Library guests go fly a kite
Neighbors | Sarah Foor .For a kite activity time on April 12, a group of guests to the Boardman library were asked to stretch and have their "kites," or a kite photo glued onto a popsicle stick, fly high in the air.
Neighbors | Sarah Foor .Brothers Alex Wolfgang (left) and Jacob Gibson showed off the kites they made at the Boardman library's April 12 Kite activity time.
Neighbors | Sarah Foor .Some guests at the April 12 Boardman library kite activity time went outside to test out their kites, but for Autumn Farrell (center), running quickly around the library activity room garnered enough air for her kite to float.
By SARAH FOOR
To celebrate National Kite Month, local children were invited to the Boardman library on April 12 to go fly a kite.
Boardman librarian John Yingling began the event with a story, in which a strong kite line pulls away half of the neighborhood. Yingling shared a small history lesson, telling guests that kites were first found in China more than 2,000 years ago.
Although the earth’s gravity keeps people from floating away like a kite, Yingling and fellow librarian Ashley Bentfeld asked guests to take flight for an art project. Each child dotted their index finger with blue paint and hopped to make a mark on a blank canvas. Bentfeld wrote each child’s name next to their blue dot, creating a personalized piece of art for all of the kids to enjoy.
After the blue paint was cleaned off little fingers, the librarians taught guests how to make simple kites with a piece of computer paper, a straw, tape and a kite string.
Kimberly Wolfgang helped fashion two kites for her children, Jacob and Alex.
“We’ve flown kites before, but only with my oldest, Alex. It makes for a fun family day, so I think we’ll be trying out our new kites soon,” said Wolfgang.

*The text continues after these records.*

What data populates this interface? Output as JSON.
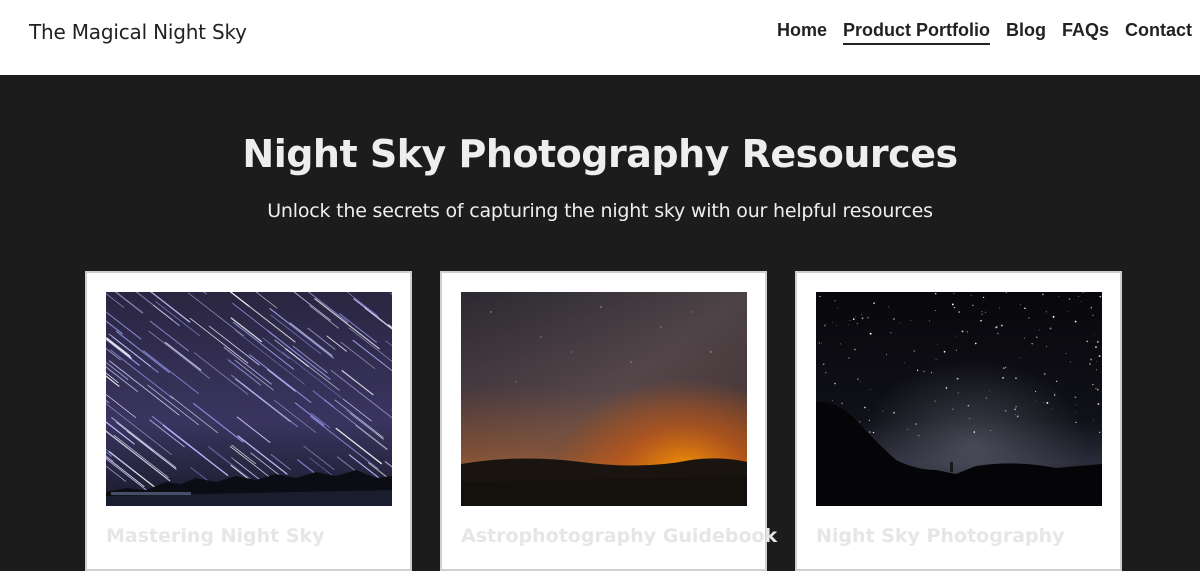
{
  "header": {
    "site_title": "The Magical Night Sky",
    "nav": [
      {
        "label": "Home",
        "active": false
      },
      {
        "label": "Product Portfolio",
        "active": true
      },
      {
        "label": "Blog",
        "active": false
      },
      {
        "label": "FAQs",
        "active": false
      },
      {
        "label": "Contact",
        "active": false
      }
    ]
  },
  "hero": {
    "title": "Night Sky Photography Resources",
    "subtitle": "Unlock the secrets of capturing the night sky with our helpful resources"
  },
  "cards": [
    {
      "title": "Mastering Night Sky",
      "image": "star-trails-photo"
    },
    {
      "title": "Astrophotography Guidebook",
      "image": "milky-way-sunset-photo"
    },
    {
      "title": "Night Sky Photography",
      "image": "starry-night-hills-photo"
    }
  ],
  "colors": {
    "header_bg": "#ffffff",
    "hero_bg": "#1c1c1c",
    "text_light": "#eeeeee",
    "text_dark": "#222222"
  }
}
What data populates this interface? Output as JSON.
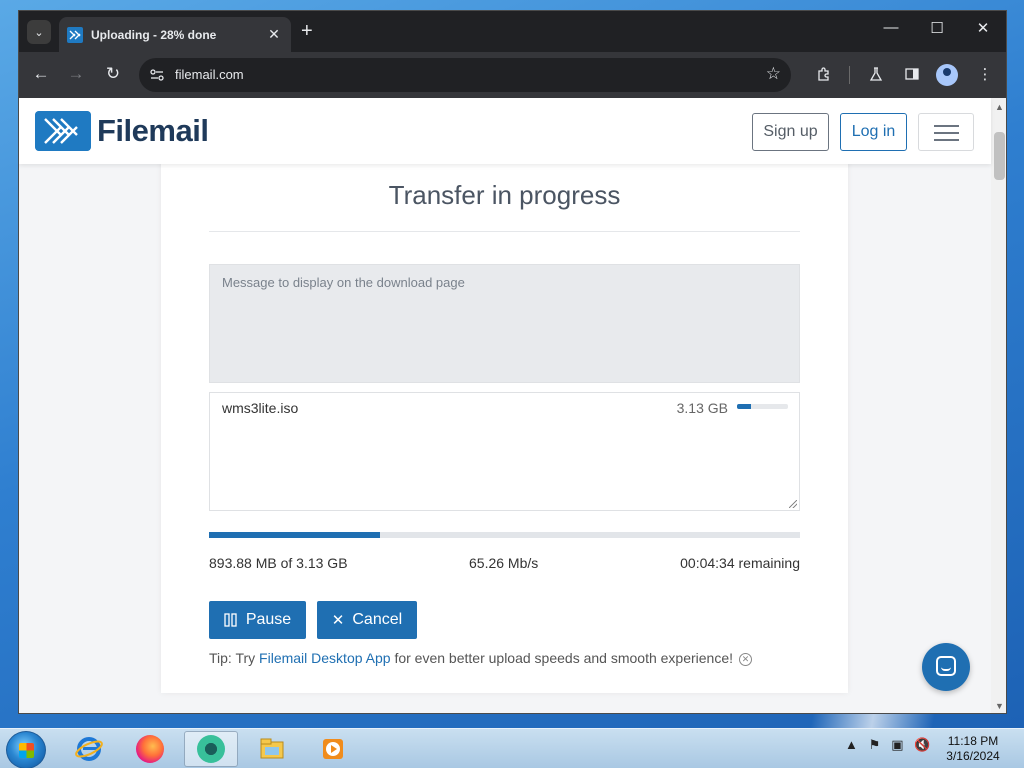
{
  "browser": {
    "tab_title": "Uploading - 28% done",
    "tab_close": "✕",
    "new_tab": "+",
    "url": "filemail.com",
    "window_controls": {
      "minimize": "—",
      "maximize": "☐",
      "close": "✕"
    },
    "icons": [
      "tab-search-icon",
      "filemail-favicon",
      "back-icon",
      "forward-icon",
      "reload-icon",
      "site-settings-icon",
      "star-icon",
      "extensions-icon",
      "labs-icon",
      "side-panel-icon",
      "profile-icon",
      "more-icon"
    ]
  },
  "site": {
    "logo_text": "Filemail",
    "signup_label": "Sign up",
    "login_label": "Log in"
  },
  "transfer": {
    "heading": "Transfer in progress",
    "message_placeholder": "Message to display on the download page",
    "file": {
      "name": "wms3lite.iso",
      "size": "3.13 GB",
      "progress": 0.28
    },
    "overall_progress": 0.29,
    "transferred": "893.88 MB of 3.13 GB",
    "speed": "65.26 Mb/s",
    "remaining": "00:04:34 remaining",
    "pause_label": "Pause",
    "cancel_label": "Cancel",
    "tip_prefix": "Tip: Try ",
    "tip_link": "Filemail Desktop App",
    "tip_suffix": " for even better upload speeds and smooth experience!"
  },
  "taskbar": {
    "time": "11:18 PM",
    "date": "3/16/2024",
    "apps": [
      "internet-explorer",
      "firefox",
      "chrome",
      "file-explorer",
      "media-player"
    ]
  },
  "colors": {
    "brand": "#1f6fb2",
    "text_muted": "#7a828c"
  }
}
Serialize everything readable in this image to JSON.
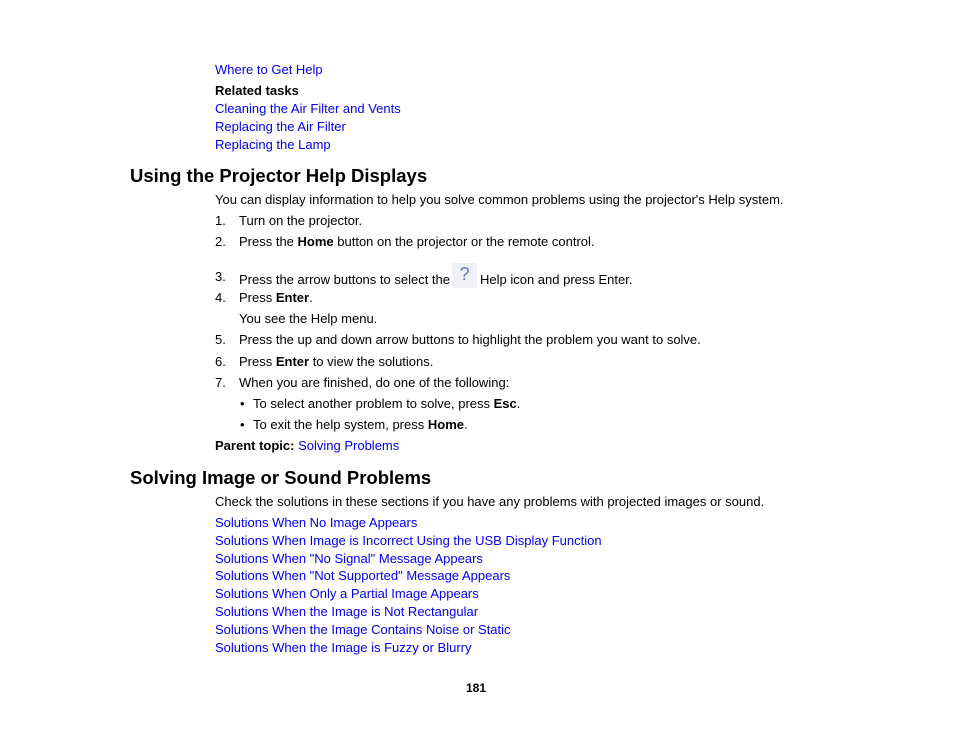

“I’ll help my brother learn how to fly his kite if we go out all together,” promised Alex.
Many guests decorated their piece of paper with crayon drawings before making the few folds to transform it into a kite and a tail was a available to tie onto each air dancer.
Some families went outside to try out their kites, while others were happy to circle the library activity room to catch some air.
Autumn Farrell giggled as her kite floated behind her in the library.
‘It’s my first time flying a kite. I’m going to the park today and I want to show it to my best friend while I’m there,” she said about her new toy.